薄暗い部屋の中で、ただ目の前の蝋燭の灯だけが揺れていた。


いつもの制服を着ている筈なのに、私まで真っ黒に見えるのは、きっとキミのせい。

黒縁の写真立ての中で笑う、最愛の相手は、無機質な白い柩の中で、静かに眠っていた。



私はそっと柩の中の青白い顔に手を伸ばす。


柔らかみの無くなった唇は、冷たかった。



――あぁ、お伽話のように、口づけでキミが息を吹き返したのなら、どんなによかったのだろう。


音も無く眠るのは、確かな死人(しびと)。


寒くない? 今は冬だから、そんな薄着じゃ風邪ひいちゃうよ。



呟いて、渇いた筈の涙が、また流れ落ちる。


…意味なんて、ないのに。

キミは、安らぎの空間へと旅だって行ったのだ。

風邪も、苦しみも、憎しみも………幸福すら、何も無い場所へ。


無へと、還ったのだ。





心配なんて、してもムダ。


指先で触れていた唇に、自分の唇を押し付ける。


冷たい、冷たい。


もう、動かない。


キミは、「死んだ」んだね…。
















翌日、校庭からぼんやりと空を眺めた。


今頃、キミは白い灰となって、重い石の下に居るのだろう。


冷たい亡骸すら、もう拝めない。


キミの姿を見れるのは、もう写真だけ。


私は腰を下ろしていた木の下から立ち上がると、傍の花壇に咲いていた紫のチューリップに手を伸ばす。

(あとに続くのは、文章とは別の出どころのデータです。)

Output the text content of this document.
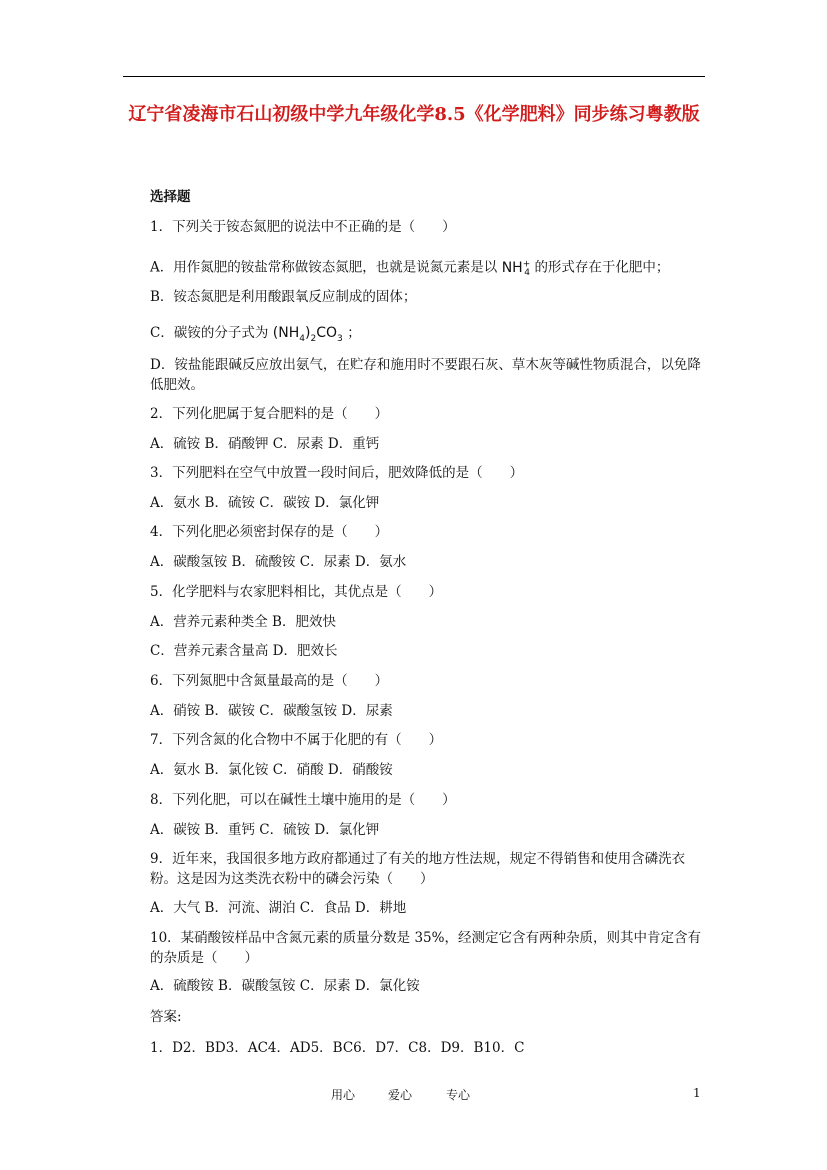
辽宁省凌海市石山初级中学九年级化学8.5《化学肥料》同步练习粤教版
选择题
1．下列关于铵态氮肥的说法中不正确的是（　　）
A．用作氮肥的铵盐常称做铵态氮肥，也就是说氮元素是以 $NH^+_4$ 的形式存在于化肥中；
B．铵态氮肥是利用酸跟氧反应制成的固体；
C．碳铵的分子式为 $(NH_4)_2CO_3$ ；
D．铵盐能跟碱反应放出氨气，在贮存和施用时不要跟石灰、草木灰等碱性物质混合，以免降低肥效。
2．下列化肥属于复合肥料的是（　　）
A．硫铵 B．硝酸钾 C．尿素 D．重钙
3．下列肥料在空气中放置一段时间后，肥效降低的是（　　）
A．氨水 B．硫铵 C．碳铵 D．氯化钾
4．下列化肥必须密封保存的是（　　）
A．碳酸氢铵 B．硫酸铵 C．尿素 D．氨水
5．化学肥料与农家肥料相比，其优点是（　　）
A．营养元素种类全 B．肥效快
C．营养元素含量高 D．肥效长
6．下列氮肥中含氮量最高的是（　　）
A．硝铵 B．碳铵 C．碳酸氢铵 D．尿素
7．下列含氮的化合物中不属于化肥的有（　　）
A．氨水 B．氯化铵 C．硝酸 D．硝酸铵
8．下列化肥，可以在碱性土壤中施用的是（　　）
A．碳铵 B．重钙 C．硫铵 D．氯化钾
9．近年来，我国很多地方政府都通过了有关的地方性法规，规定不得销售和使用含磷洗衣粉。这是因为这类洗衣粉中的磷会污染（　　）
A．大气 B．河流、湖泊 C．食品 D．耕地
10．某硝酸铵样品中含氮元素的质量分数是 35%，经测定它含有两种杂质，则其中肯定含有的杂质是（　　）
A．硫酸铵 B．碳酸氢铵 C．尿素 D．氯化铵
答案:
1．D2．BD3．AC4．AD5．BC6．D7．C8．D9．B10．C
用心	爱心	专心	1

もう枯れかかったその花弁を摘み、そっと手の平に乗せた。



(約束、だったね。)


もし、自分が先に死んだなら、紫色のチューリップを、捧げてほしいと。


おどけながら、話してた。


あの時を思い出して、そっと手を伸ばした。


風に吹かれ、チューリップの花びらが大空に舞う。



…ばかだな、私だって花言葉くらい知ってたよ。


だからこそ今、空に花弁を捧げた。


「……ずっと、好きだったよ。」



最愛の友人へ、最後の贈り物。


紫のチューリップの花言葉は、永遠の愛。